July 6, 2016 — The following is excerpted from the television program Chicago Tonight, which is hosted by Elizabeth Brackett and aired on WTTW in Chicago:
Elizabeth Brackett: Ocean-going ships that bring their cargo into Great Lakes ports, like the Federal Biscay, unloading foreign steel at the port of Indiana’s Burns Harbor, are regulated by both the U.S. Coast Guard and the federal Environmental Protection Agency’s Clean Water Act.
In 2006, the Coast Guard began requiring those ships to dump the ballast water they picked up in foreign ports and pick up sea water.
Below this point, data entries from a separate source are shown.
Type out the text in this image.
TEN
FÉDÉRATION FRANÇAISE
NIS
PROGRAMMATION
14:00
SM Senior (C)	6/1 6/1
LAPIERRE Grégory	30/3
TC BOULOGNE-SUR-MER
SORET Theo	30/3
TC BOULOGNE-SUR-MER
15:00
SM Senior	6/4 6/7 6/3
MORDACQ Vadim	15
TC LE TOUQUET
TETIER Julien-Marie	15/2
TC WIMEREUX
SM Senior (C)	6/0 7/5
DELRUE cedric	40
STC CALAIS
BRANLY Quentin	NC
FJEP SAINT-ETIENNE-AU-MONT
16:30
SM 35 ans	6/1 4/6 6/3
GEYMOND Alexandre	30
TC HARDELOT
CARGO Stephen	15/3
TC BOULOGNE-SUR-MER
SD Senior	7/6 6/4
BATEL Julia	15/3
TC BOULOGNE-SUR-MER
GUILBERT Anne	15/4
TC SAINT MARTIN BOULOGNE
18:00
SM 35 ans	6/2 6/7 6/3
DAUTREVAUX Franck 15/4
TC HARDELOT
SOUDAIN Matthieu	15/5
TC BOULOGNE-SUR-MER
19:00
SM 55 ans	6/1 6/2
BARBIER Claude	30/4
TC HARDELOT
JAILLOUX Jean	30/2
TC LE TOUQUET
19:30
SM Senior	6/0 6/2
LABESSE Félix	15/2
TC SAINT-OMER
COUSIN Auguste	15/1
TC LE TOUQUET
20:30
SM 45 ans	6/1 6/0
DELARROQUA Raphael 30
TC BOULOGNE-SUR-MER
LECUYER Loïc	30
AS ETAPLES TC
That ballast water exchange must be made at least 200 nautical miles from land, in water that is 2,000 meters deep to prevent invasive species from being brought in with the new ballast water.
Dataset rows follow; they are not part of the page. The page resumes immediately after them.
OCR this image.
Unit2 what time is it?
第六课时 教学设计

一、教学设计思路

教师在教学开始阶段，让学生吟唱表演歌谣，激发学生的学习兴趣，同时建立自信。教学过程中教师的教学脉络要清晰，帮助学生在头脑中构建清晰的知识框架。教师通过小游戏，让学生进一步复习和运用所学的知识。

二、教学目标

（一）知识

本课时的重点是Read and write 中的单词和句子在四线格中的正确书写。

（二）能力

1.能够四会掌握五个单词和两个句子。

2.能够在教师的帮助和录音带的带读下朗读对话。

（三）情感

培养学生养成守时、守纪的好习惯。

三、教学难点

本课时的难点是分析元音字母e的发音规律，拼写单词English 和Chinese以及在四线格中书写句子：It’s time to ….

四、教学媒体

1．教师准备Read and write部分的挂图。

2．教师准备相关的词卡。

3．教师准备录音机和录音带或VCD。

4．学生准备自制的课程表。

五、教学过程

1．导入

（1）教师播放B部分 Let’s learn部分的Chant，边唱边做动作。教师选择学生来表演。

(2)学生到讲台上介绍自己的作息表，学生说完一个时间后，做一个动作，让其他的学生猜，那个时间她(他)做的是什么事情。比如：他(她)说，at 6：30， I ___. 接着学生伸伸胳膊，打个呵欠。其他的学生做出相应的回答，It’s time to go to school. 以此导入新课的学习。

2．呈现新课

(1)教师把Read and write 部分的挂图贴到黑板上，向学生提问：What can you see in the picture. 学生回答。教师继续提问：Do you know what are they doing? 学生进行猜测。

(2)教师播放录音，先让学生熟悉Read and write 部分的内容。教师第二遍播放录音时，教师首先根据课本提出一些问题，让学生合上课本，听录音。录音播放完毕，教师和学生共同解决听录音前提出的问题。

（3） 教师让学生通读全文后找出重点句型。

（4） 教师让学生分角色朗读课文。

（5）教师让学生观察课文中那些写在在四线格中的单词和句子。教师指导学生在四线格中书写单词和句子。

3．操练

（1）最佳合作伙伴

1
Shippers say those Coast Guard regulations have kept invasive species out of the Great Lakes.
James Weakley, Lake Carriers’ Association: The door was closed in 2006 when the Coast Guard stopped allowing vessels from the ocean to come in with ballast water that wasn’t managed. Not coincidentally, in 2007 the last invasive species was discovered, the bloody red shrimp, in the Great Lakes.
Brackett: Ocean-going vessels that sail the Great Lakes, called Salties, have worked on developing ballast water treatment systems. The Federal Biscay is the first ship on the Great Lakes to bring a ballast water treatment system online. Located in the bowels of the ship over the ballast water tanks, these pumps will push out the old ballast water and bring in the ocean water when the ship is at sea.
Ships, like the 678-foot Wilfred Sykes, that never sail beyond the Great Lakes, are called Lakers.
The Lakers have always been a bit concerned that they’ve gotten blamed for bringing in these invasive species, when you say primarily it’s been the Salties.
Weakley: Actually it’s exclusively been the Salties. We never leave the Great Lakes. Our ships are physically too big to get beyond the Welland Canal so we’ve been in the forefront of calling attention to the problem.
Brackett: Both the Salties and the Lakers agree that the proposed legislation called the Vessel Incidental Discharge Act, which would exempt ballast water from the Clean Water Act and put the Coast Guard in charge, is needed.
Weakley: Currently we have a patchwork quilt of regulations, more than two dozen states have requirements on top of the two federal agencies, and what we’re looking to do is have a piece of legislation that has a single national standard with a single federal agency in charge.